Overlooked in the Facebook Killer Story: "How does it feel to not have your child when I did not have mine for three months?"

The Huffington Post has a story about an unacceptable murder, a story, however, that ignores the (compassionate) left's, the government's, and the divorce industry's contribution to the father going bonkers in the first place.
Ramazan Acar, Australian 'Facebook Killer,' Gets Life Sentence For Murdering Daughter After Social Media Threats

…After taking [two-year-old daughter] Yazmina, Acar communicated with [ex-partner Rachelle] D'Argent by phone and via a bizarre series of text messages, at one point telling her she would not get her child back and asking whether he should kill the girl in a car crash or stab her. "How does it feel to not have your child when I did not have mine for three months?" he is quoted as saying.

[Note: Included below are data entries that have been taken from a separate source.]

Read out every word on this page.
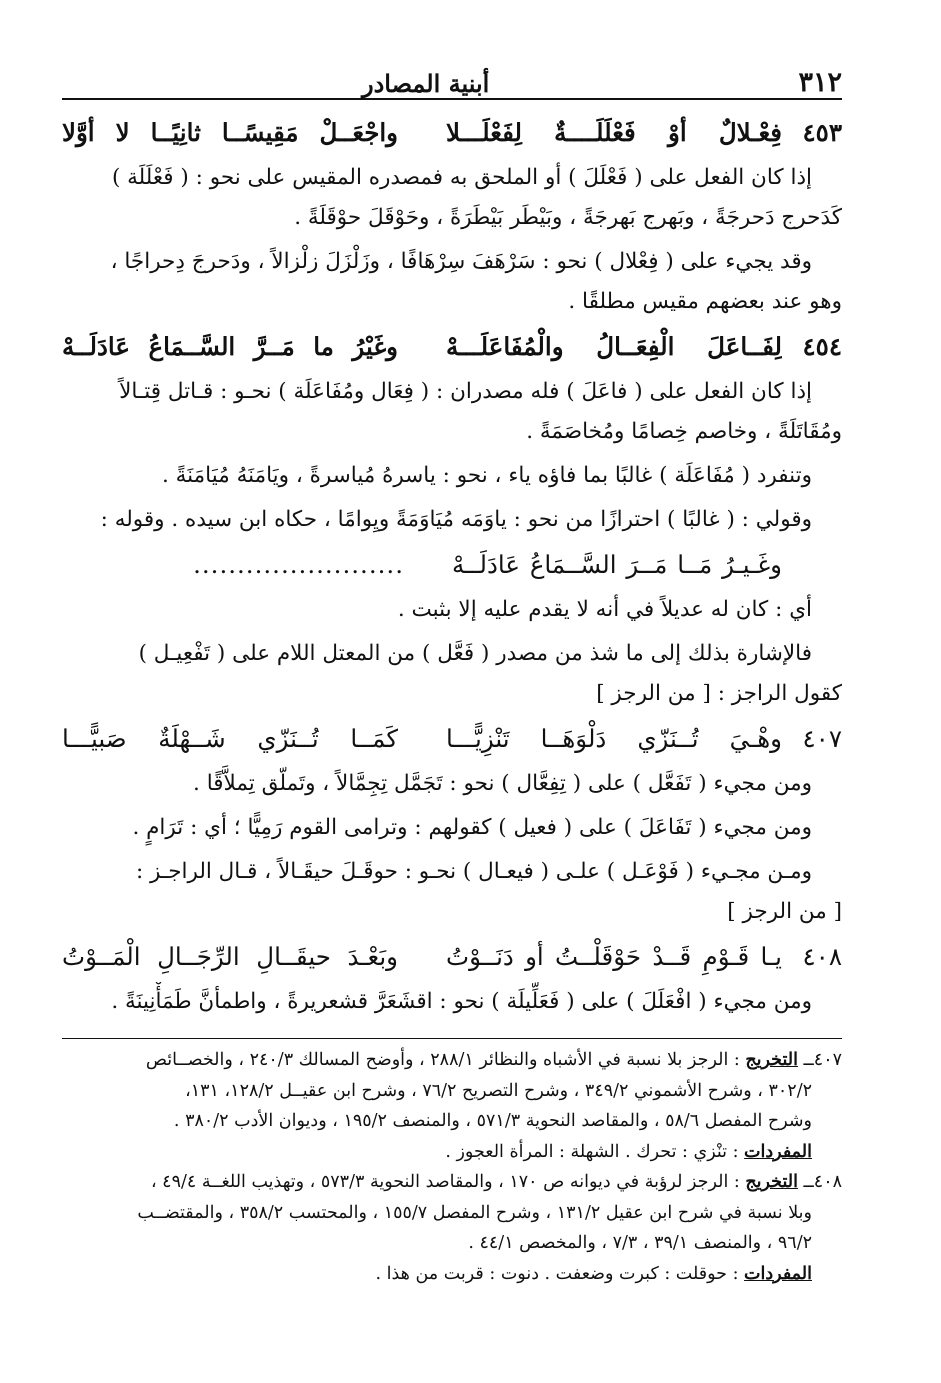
٣١٢
أبنية المصادر
٤٥٣
فِعْـلالٌ أوْ فَعْلَلَــــةٌ لِفَعْلَـــلا
واجْعَــلْ مَقِيسًــا ثانِيًــا لا أوَّلا

إذا كان الفعل على ( فَعْلَلَ ) أو الملحق به فمصدره المقيس على نحو : ( فَعْلَلَة )
كَدَحرج دَحرجَةً ، وبَهرج بَهرجَةً ، وبَيْطَر بَيْطَرَةً ، وحَوْقَلَ حوْقَلَةً .

وقد يجيء على ( فِعْلال ) نحو : سَرْهَفَ سِرْهَافًا ، وزَلْزَلَ زلْزالاً ، ودَحرجَ دِحراجًا ،
وهو عند بعضهم مقيس مطلقًا .

٤٥٤
لِفَــاعَلَ الْفِعَــالُ والْمُفَاعَلَـــهْ
وغَيْرُ ما مَــرَّ السَّــمَاعُ عَادَلَــهْ

إذا كان الفعل على ( فاعَلَ ) فله مصدران : ( فِعَال ومُفَاعَلَة ) نحـو : قـاتل قِتـالاً
ومُقَاتَلَةً ، وخاصم خِصامًا ومُخاصَمَةً .

وتنفرد ( مُفَاعَلَة ) غالبًا بما فاؤه ياء ، نحو : ياسرهُ مُياسرةً ، ويَامَنَهُ مُيَامَنَةً .

وقولي : ( غالبًا ) احترازًا من نحو : ياوَمَه مُيَاوَمَةً ويِوامًا ، حكاه ابن سيده . وقوله :

وغَـيـرُ مَــا مَــرَ السَّــمَاعُ عَادَلَــهْ
........................

أي : كان له عديلاً في أنه لا يقدم عليه إلا بثبت .

فالإشارة بذلك إلى ما شذ من مصدر ( فَعَّل ) من المعتل اللام على ( تَفْعِيـل )
كقول الراجز : [ من الرجز ]

٤٠٧
وهْـيَ تُــنَزّي دَلْوَهَــا تَنْزِيًّـــا
كَمَــا تُــنَزّي شَــهْلَةٌ صَبيًّـــا

ومن مجيء ( تَفَعَّل ) على ( تِفِعَّال ) نحو : تَجَمَّل تِجِمَّالاً ، وتَملّق تِملاَّقًا .

ومن مجيء ( تَفَاعَلَ ) على ( فعيل ) كقولهم : وترامى القوم رَمِيًّا ؛ أي : تَرَامٍ .

ومـن مجـيء ( فَوْعَـل ) علـى ( فيعـال ) نحـو : حوقَـلَ حيقَـالاً ، قـال الراجـز :
[ من الرجز ]

٤٠٨
يـا قَـوْمِ قَــدْ حَوْقَلْــتُ أو دَنَــوْتُ
وبَعْـدَ حيقَــالِ الرِّجَــالِ الْمَــوْتُ

ومن مجيء ( افْعَلَلَ ) على ( فَعَلِّيلَة ) نحو : اقشَعَرَّ قشعريرةً ، واطمأنَّ طَمَأْنِينَةً .

٤٠٧ــ التخريج : الرجز بلا نسبة في الأشباه والنظائر ٢٨٨/١ ، وأوضح المسالك ٢٤٠/٣ ، والخصــائص
٣٠٢/٢ ، وشرح الأشموني ٣٤٩/٢ ، وشرح التصريح ٧٦/٢ ، وشرح ابن عقيــل ١٢٨/٢، ١٣١،
وشرح المفصل ٥٨/٦ ، والمقاصد النحوية ٥٧١/٣ ، والمنصف ١٩٥/٢ ، وديوان الأدب ٣٨٠/٢ .
المفردات : تنْزي : تحرك . الشهلة : المرأة العجوز .
٤٠٨ــ التخريج : الرجز لرؤبة في ديوانه ص ١٧٠ ، والمقاصد النحوية ٥٧٣/٣ ، وتهذيب اللغــة ٤٩/٤ ،
وبلا نسبة في شرح ابن عقيل ١٣١/٢ ، وشرح المفصل ١٥٥/٧ ، والمحتسب ٣٥٨/٢ ، والمقتضــب
٩٦/٢ ، والمنصف ٣٩/١ ، ٧/٣ ، والمخصص ٤٤/١ .
المفردات : حوقلت : كبرت وضعفت . دنوت : قربت من هذا .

He also said: "I loved you Rachelle and look what you've made me do."
Stephen Baskerville writes about this in his book:
Fathers of course should no more be excused for killing their spouses or children than mothers, but the common factor in both instances is the intervention of the divorce machinery. In this case at least some of the blame would seem to lie with the legal system.

…the media will go to any lengths to avoid admitting that we are in a massive epidemic of government-sponsored child stealing.

…By depicting fathers as killers, the promoters of compassion and self-described champions of children can ignore the one efficacious, common-sense solution of returning the father to the home and instead respond to the escalating child abuse crisis by increasing the number of personnel and agencies that are perpetrating it

…it is still clear from the figures they report that it is not fathers but mothers — overwhelmingly single mothers — who are by far the most likely to injure and kill their children. Data from the Department of Health and Human Services, an agency strongly pervaded by a feminist culture, consistently show that women are much more likely than men to be perpetrators of child maltreatment

…mothers are seldom punished for injuring or killing their children. "Even child killers can get sympathy if they claim victimization by a male," writes Cathy Young, who quotes one feminist activist as saying, "When a woman [is] so alone that she wants to kill heself and her children, it's not her fault." Judges seem to agree. "Most women aren't incarcerated for infanticide," writes Patricia Pearson

…"The person who is least likely to abuse a child is a married father," notes Canadian Senator Anne Cools. "The person who is most likely is a single, unmarried mother." Maggie Gallagher sums up the reality: "The person most likely to abuse a child physically is a single mother. The person most likely to abuse a child sexually is the mother's boyfriend or second husband." A two-parent family is "the safest environment for children."